SF 4880 proposes a temporary sales tax holiday in July 2026. The bill appears to be addressing the suspension or exemption of state and possibly local sales taxes for a defined period to stimulate consumer spending, aid households, or support a specific sector (e.g., back-to-school purchases, emergency relief, or targeted goods). The measure is introduced and referred to the Taxes committee, with three co-sponsors listed: Torrey Westrom, Mike Holmstrom, and Eric Pratt.

Purpose and Intent

  • Provide temporary tax relief to Minnesota consumers through a July 2026 sales tax holiday.
  • Potential goals include easing household budgets during the summer period or encouraging economic activity during a defined timeframe.
  • As introduced, the bill signals a one-time, short-duration tax relief rather than a permanent tax cut.

Key Provisions (Expected/Implied)

Note: The text provided does not include the bill’s full language. The following articulates typical components of a temporary sales tax holiday bill and what readers should expect to see in the enacted version. Please refer to the fiscal note and the bill’s text for exact language.

  • Duration: The holiday would apply for a specific window in July 2026 (e.g., a weekend or an entire week).
  • Tax Coverage: Likely suspension or exemption of state sales tax. The bill may specify whether local sales taxes would also be exempt or if only the state portion is affected.
  • Eligible Purchases: The provisions may define which goods qualify (e.g., clothing, footwear, school supplies) and any exclusions (e.g., durable medical equipment, services, meals, vehicles, motorized equipment, or big-ticket items exceeding a certain price).
  • Exemption Mechanics: How retailers would code and report transactions, and any required notices to customers.
  • Revenue Impact: The bill would typically include an analysis of expected revenue loss to the state and potential impact on local government aid or shared revenue, with a fiscal note to accompany the measure.
  • Coordination with Local Jurisdictions: If local option taxes exist, the bill may clarify whether local sales taxes are exempt or if only state taxes are suspended.

Who Would Be Affected

  • Minnesota Consumers: People shopping during the July 2026 window would benefit from reduced or eliminated sales tax on qualifying purchases.
  • Retailers: Retailers would need to apply the exemption at the point of sale, adjust pricing, and comply with any reporting or filing requirements. They may experience changes in cash flow and administrative workload during the holiday window.
  • State and Local Revenues: The state (and possibly local governments) would experience reduced tax revenue for the duration of the holiday, with potential implications for budgets and transfers.
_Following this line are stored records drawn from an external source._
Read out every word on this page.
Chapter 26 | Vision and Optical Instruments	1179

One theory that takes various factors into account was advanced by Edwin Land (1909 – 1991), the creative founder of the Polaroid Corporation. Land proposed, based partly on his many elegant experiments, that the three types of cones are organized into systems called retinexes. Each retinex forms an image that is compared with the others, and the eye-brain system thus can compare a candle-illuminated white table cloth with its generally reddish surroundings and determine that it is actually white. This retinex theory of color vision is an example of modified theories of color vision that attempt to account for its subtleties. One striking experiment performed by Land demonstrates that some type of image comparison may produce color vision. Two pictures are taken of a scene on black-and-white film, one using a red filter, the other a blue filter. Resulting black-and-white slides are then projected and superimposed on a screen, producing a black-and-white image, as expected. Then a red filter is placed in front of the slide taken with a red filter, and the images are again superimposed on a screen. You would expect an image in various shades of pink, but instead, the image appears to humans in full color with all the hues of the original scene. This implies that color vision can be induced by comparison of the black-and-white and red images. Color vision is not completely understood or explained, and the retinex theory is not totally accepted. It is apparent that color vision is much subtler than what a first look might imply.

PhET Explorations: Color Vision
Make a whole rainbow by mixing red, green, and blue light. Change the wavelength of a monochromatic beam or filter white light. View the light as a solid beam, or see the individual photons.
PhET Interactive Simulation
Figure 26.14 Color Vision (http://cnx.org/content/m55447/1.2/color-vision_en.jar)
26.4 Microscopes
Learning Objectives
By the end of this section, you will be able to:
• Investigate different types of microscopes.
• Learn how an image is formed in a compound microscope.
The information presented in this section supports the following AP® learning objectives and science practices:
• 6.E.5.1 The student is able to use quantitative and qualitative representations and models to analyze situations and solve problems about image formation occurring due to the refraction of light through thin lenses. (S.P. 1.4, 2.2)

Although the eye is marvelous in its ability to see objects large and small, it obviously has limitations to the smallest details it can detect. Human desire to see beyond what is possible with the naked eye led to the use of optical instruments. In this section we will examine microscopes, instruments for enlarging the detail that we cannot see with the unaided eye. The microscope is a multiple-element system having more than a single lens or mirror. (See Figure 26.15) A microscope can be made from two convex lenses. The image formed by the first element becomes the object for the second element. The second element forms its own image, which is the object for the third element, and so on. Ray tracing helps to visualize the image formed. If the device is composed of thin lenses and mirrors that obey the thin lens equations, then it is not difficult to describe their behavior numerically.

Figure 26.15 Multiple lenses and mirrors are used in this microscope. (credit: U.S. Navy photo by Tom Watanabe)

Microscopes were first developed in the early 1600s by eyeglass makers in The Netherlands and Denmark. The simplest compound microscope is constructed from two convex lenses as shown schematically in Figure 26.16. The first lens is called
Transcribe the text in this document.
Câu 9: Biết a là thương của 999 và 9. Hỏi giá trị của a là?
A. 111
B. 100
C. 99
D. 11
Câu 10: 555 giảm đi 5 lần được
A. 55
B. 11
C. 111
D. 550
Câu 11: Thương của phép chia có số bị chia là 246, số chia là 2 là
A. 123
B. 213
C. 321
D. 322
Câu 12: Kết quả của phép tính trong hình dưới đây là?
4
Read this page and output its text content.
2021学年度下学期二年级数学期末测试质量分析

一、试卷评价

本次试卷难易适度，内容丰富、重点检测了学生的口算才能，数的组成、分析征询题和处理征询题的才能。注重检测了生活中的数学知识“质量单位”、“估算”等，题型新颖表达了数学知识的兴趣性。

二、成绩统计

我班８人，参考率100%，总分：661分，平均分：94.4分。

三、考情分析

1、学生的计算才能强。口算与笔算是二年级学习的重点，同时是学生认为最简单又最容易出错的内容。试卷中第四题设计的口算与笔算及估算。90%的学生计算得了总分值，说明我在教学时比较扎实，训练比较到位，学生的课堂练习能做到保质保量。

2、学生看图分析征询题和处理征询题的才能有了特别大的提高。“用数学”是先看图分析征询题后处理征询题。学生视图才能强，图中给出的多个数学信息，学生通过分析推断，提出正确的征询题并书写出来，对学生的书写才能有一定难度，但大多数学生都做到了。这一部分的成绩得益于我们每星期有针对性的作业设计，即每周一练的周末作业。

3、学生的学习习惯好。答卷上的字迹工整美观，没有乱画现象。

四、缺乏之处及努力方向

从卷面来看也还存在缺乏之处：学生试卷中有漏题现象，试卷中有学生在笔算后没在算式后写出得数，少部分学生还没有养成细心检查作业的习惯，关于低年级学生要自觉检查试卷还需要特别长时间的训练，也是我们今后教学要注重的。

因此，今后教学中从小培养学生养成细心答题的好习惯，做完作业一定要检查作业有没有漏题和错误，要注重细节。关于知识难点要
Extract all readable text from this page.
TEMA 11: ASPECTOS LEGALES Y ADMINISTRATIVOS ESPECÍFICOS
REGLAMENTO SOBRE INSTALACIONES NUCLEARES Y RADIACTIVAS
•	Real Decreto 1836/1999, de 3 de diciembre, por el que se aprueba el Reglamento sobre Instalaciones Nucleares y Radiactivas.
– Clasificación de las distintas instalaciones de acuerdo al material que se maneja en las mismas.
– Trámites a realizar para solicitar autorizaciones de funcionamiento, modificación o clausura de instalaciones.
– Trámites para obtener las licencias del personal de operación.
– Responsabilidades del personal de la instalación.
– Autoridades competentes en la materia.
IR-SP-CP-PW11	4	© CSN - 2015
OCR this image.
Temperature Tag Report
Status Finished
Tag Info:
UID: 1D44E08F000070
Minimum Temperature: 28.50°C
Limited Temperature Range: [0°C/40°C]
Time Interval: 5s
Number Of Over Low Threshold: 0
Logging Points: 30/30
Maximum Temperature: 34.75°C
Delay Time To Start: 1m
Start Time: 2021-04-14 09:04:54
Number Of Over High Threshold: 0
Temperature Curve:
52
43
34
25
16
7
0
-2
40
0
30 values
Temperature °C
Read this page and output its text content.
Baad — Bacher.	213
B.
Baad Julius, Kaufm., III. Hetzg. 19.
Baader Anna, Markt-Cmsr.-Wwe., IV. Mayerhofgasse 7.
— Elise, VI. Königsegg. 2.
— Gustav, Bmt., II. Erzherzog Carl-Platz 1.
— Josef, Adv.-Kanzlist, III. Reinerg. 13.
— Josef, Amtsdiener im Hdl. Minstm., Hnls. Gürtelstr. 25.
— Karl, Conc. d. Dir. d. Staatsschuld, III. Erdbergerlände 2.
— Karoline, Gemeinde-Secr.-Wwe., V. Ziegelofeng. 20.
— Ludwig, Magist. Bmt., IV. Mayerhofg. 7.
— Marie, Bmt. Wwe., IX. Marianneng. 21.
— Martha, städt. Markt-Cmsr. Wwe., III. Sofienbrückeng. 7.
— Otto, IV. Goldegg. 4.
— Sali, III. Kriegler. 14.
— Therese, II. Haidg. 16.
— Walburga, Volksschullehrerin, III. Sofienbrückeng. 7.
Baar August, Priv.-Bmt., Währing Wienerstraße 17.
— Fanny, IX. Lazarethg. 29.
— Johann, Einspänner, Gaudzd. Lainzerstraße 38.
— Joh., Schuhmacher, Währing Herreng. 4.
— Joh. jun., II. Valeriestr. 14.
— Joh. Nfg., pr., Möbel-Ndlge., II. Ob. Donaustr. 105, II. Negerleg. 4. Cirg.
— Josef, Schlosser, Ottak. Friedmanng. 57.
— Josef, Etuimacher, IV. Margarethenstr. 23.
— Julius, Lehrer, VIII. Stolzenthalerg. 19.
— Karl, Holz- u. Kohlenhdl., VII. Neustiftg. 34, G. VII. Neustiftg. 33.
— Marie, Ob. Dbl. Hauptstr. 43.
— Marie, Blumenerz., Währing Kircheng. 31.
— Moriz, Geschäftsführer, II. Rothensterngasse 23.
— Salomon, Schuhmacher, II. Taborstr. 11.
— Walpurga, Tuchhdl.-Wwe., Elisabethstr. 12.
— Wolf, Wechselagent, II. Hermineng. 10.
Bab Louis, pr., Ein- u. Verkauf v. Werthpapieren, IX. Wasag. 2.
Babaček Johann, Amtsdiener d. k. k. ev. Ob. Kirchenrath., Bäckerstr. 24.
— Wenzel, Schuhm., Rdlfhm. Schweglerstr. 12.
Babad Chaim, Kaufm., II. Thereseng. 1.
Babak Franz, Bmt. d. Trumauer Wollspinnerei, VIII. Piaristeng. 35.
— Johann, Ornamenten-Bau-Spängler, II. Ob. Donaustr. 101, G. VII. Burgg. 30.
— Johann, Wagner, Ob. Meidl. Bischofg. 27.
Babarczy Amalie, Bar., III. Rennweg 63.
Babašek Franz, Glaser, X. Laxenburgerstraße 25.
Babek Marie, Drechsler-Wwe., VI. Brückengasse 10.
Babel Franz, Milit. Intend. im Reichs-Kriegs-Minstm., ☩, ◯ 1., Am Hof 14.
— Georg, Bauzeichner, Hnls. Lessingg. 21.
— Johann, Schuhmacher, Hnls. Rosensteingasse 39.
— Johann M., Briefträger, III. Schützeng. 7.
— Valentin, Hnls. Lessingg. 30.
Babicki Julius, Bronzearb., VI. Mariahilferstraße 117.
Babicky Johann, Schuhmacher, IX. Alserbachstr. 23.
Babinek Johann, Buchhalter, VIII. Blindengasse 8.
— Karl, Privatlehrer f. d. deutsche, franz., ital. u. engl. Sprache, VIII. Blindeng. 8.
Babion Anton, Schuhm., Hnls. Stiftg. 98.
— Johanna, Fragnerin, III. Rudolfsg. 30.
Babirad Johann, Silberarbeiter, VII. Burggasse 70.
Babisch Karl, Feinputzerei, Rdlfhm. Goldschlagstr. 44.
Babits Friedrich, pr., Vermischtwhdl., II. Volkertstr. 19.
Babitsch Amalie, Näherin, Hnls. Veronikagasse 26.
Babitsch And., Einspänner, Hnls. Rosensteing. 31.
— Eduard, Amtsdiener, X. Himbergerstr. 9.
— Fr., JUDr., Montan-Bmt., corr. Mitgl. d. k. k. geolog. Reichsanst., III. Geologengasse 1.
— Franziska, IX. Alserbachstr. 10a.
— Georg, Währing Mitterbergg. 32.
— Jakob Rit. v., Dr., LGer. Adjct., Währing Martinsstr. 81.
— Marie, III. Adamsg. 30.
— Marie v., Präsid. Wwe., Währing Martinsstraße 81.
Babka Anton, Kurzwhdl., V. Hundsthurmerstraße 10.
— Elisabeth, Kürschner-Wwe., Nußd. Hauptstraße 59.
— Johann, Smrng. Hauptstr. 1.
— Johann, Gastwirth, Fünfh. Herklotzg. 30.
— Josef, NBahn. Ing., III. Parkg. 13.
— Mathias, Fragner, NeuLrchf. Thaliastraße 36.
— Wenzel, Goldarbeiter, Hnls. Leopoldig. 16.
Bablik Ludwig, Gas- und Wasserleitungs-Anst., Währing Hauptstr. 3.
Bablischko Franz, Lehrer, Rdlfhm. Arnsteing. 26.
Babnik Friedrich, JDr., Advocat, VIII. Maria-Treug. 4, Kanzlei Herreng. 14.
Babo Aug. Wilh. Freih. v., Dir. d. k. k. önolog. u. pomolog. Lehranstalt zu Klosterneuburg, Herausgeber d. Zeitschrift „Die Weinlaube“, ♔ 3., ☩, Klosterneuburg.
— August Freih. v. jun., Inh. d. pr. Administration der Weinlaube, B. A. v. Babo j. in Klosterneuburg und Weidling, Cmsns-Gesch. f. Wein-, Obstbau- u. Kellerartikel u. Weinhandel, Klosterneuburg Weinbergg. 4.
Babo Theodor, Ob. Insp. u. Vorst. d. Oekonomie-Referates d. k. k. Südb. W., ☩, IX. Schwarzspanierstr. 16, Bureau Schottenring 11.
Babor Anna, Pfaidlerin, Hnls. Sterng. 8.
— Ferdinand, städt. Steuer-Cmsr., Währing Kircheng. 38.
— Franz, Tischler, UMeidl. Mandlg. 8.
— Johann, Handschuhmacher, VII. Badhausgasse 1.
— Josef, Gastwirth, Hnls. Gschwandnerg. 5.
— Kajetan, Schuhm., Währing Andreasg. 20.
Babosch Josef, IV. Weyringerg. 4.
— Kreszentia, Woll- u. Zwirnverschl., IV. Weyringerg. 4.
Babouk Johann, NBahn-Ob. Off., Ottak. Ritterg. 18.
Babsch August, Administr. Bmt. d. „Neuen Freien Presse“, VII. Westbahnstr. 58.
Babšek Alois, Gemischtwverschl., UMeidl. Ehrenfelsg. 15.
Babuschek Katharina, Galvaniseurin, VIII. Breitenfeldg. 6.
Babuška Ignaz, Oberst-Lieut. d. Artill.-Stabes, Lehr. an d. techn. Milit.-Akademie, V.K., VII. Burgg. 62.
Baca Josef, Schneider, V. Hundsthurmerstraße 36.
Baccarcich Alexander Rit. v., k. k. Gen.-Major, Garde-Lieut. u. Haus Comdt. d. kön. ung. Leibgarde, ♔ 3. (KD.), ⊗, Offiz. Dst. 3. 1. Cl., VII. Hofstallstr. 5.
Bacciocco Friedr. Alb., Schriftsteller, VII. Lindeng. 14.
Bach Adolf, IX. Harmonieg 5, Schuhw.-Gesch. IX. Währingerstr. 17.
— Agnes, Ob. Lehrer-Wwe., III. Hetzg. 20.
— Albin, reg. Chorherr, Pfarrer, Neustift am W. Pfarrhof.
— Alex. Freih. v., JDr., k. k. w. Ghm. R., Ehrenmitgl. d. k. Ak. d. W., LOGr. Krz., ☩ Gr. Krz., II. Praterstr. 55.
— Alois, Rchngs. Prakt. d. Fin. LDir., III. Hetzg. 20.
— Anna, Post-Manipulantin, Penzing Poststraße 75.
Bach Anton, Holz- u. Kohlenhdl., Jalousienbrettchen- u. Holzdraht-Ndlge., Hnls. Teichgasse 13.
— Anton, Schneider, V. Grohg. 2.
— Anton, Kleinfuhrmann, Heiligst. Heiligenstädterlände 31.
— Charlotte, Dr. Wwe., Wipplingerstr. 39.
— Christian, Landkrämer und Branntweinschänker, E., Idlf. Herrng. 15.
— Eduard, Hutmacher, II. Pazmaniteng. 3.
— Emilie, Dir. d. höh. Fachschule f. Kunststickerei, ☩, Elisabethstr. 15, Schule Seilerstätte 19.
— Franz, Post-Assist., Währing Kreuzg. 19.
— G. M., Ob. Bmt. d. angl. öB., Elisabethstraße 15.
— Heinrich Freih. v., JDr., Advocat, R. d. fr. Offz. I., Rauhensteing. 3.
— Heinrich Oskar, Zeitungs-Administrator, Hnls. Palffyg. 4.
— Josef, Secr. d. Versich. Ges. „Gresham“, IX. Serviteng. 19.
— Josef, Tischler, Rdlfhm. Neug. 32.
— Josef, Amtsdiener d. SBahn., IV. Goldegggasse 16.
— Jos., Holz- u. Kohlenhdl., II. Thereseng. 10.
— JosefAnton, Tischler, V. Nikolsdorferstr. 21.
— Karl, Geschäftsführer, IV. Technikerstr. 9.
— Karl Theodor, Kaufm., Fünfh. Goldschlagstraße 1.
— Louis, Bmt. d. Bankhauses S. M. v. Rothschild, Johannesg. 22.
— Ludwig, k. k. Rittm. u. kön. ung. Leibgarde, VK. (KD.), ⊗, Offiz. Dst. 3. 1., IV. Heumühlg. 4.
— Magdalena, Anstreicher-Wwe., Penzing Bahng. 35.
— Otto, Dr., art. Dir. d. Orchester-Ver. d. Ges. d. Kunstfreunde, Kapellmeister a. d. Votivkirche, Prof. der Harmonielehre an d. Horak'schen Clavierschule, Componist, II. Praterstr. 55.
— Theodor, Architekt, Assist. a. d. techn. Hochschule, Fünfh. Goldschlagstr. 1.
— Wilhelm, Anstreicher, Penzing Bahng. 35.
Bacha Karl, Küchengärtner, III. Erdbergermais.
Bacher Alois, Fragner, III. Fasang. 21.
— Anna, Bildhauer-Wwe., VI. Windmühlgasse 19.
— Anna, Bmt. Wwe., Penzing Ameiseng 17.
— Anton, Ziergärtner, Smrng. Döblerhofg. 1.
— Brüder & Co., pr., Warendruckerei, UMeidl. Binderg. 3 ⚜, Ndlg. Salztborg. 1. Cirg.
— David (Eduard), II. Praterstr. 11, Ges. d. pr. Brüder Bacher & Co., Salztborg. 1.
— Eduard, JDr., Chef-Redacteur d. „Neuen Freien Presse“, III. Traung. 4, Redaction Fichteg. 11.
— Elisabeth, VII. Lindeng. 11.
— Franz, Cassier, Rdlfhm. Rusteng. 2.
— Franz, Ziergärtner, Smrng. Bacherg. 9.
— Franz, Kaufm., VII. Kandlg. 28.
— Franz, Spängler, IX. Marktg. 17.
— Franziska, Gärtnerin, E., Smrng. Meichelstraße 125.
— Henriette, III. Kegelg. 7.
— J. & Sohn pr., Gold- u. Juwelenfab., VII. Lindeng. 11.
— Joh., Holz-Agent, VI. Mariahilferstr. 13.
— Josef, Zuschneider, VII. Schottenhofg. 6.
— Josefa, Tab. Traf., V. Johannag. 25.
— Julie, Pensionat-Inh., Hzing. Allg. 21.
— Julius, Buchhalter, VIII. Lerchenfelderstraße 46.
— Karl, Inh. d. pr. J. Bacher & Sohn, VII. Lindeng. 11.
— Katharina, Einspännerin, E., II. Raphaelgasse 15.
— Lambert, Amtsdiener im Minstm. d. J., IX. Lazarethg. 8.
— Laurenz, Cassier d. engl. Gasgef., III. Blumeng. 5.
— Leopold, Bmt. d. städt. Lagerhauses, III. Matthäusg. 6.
Procedural and Timeline Aspects

  • Introduction and First Reading: March 26, 2026.
  • Referral: Referred to the Taxes committee on March 26, 2026.
  • Next steps (typical): The committee would hear testimony, potentially amend the bill, and vote. If advanced, it would move to the floor for full chamber consideration, then to the other chamber, and potentially to conference committees if there are differences.
  • Effective Date: If enacted, the exemption would take effect specifically in July 2026 as defined by the bill.

Potential Considerations and Questions

  • What specific goods are included or excluded, and whether clothing and school supplies are covered (common in tax holidays).
  • The total estimated revenue impact and the adequacy of any compensating measures for local governments.
  • Administrative burden on retailers to implement the temporary exemption.
  • Interaction with other Minnesota tax provisions and any potential unintended consequences (e.g., impact on online sales, cross-border shopping).

If you can provide the bill text or a fiscal note, I can refine this summary with exact language, qualifying thresholds, eligible items, and precise revenue impact figures.

Compiled from official sources — confirm details with the bill’s official record.